Rob Stern, another travel agent, offers his clients some practical tips when traveling in places where labor disruptions are a strong possibility: Visit your most important attractions at the beginning of a city visit, avoid one-day trips, and book a backup travel option in advance if you can.
Travel writer and TV host Rick Steves said: “Strikes can be alarming to travelers, but they don’t need to be stressful,” adding that because strikes are generally announced in advance, flexible travelers can find alternatives. “Ask your hotelier, talk to locals, look for signs, check online and then adapt from there.”
What am I entitled to if my flight or train is delayed?
Under European Union rules, if an airline cancels or significantly delays a flight, travelers flying into, out of or within the bloc (with some exceptions) have the right to either a refund or a replacement flight with the original airline or with a partner airline. Those rules also apply to travelers from Britain, even though it is no longer in the European Union.
You may be entitled to reimbursement for personal costs, such as food and accommodations, if you are delayed overnight. And if your flight is delayed for three hours or more, you may also claim further compensation of between 250 euros to 600 euros, or about $265 to $635, depending on the distance of the trip.
Airlines may not be obligated to pay compensation if there are extraordinary circumstances such as extreme weather conditions, or a strike by workers not related to the airline, such as air traffic controllers.
Many American travelers in Europe are unaware of their passenger rights, which include reimbursement for luggage gone astray as a result of labor actions, said Igor Mass, a founder of My Fly Right. The group, based in Germany, helps about 100,000 passengers in Europe each year prosecute airlines to get compensation for flight disruptions and lost luggage.

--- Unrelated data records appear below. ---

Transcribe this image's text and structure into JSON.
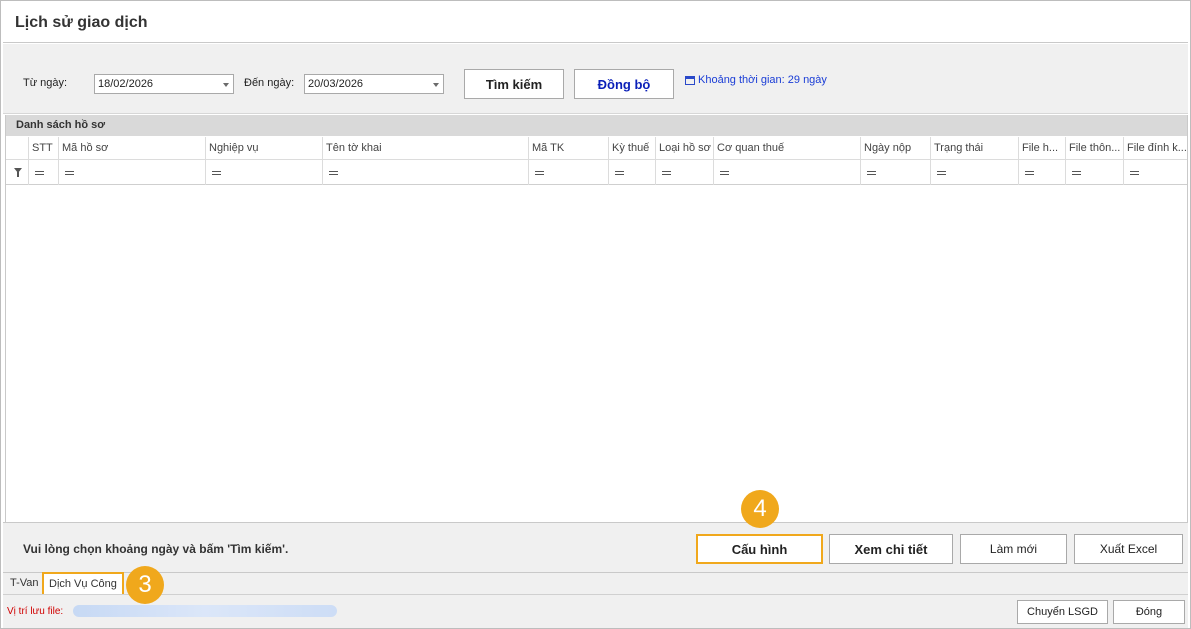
{
  "window": {
    "title": "Lịch sử giao dịch"
  },
  "filters": {
    "from_label": "Từ ngày:",
    "from_value": "18/02/2026",
    "to_label": "Đến ngày:",
    "to_value": "20/03/2026",
    "search_button": "Tìm kiếm",
    "sync_button": "Đồng bộ",
    "range_link": "Khoảng thời gian: 29 ngày"
  },
  "grid": {
    "caption": "Danh sách hồ sơ",
    "columns": [
      "STT",
      "Mã hồ sơ",
      "Nghiệp vụ",
      "Tên tờ khai",
      "Mã TK",
      "Kỳ thuế",
      "Loại hồ sơ",
      "Cơ quan thuế",
      "Ngày nộp",
      "Trạng thái",
      "File h...",
      "File thôn...",
      "File đính k..."
    ],
    "rows": []
  },
  "status": {
    "message": "Vui lòng chọn khoảng ngày và bấm 'Tìm kiếm'.",
    "config_button": "Cấu hình",
    "detail_button": "Xem chi tiết",
    "refresh_button": "Làm mới",
    "export_button": "Xuất Excel"
  },
  "tabs": [
    {
      "label": "T-Van",
      "active": false
    },
    {
      "label": "Dịch Vụ Công",
      "active": true
    }
  ],
  "footer": {
    "path_label": "Vị trí lưu file:",
    "transfer_button": "Chuyển LSGD",
    "close_button": "Đóng"
  },
  "annotations": {
    "step_tab": "3",
    "step_config": "4"
  },
  "colors": {
    "highlight": "#f0a81c",
    "link": "#1a3dd6",
    "sync_text": "#0a1fb8",
    "path_label": "#d00000"
  }
}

Mass advises travelers to document any inconveniences: Make sure you have written confirmation of flight delays and hold on to receipts incurred during disruptions so you can support your claims later.
Whether such claims are resolved quickly, however, depends on the airline. Airline call centers and travel agents may be swamped by customer requests if a strike affects operations, which could lead to long wait times to get assistance.
For flights that involve connections, Tipton suggests booking the trip as a single ticket, rather than as multiple flight bookings. Under European Union and British law, a single ticket puts the responsibility on the airline to see travelers through to their final destination.
“If you miss the first leg, it’s the airline’s problem. They still have to get you on another flight back to the U.S.,” he said.
In the event of a strike, most European railway companies will offer refunds or a chance to rebook on a later train, but it is best to check the railway operator’s website for updates. For instance, Comboios de Portugal, which operates trains in Portugal, has travel alerts on its website with information on how to seek a refund in the event of a strike.
Should I get travel insurance?
If you own a credit card, check first to see if it comes with travel insurance that will cover labor disruptions.
“Find out what is covered and if there is a financial limit or any other restrictions,” Harteveldt said. After that, he added, it’s up to the individual traveler to determine if any additional travel insurance will provide peace of mind.
Some travel insurance may “cover incidental expenses, like the hotel stay you have reserved in the next city you can’t get to in time,” Stern said.
If you decide to buy extra travel insurance, check the terms and conditions. Some, for example, may not offer coverage if strike dates have already been called by the time you buy the insurance.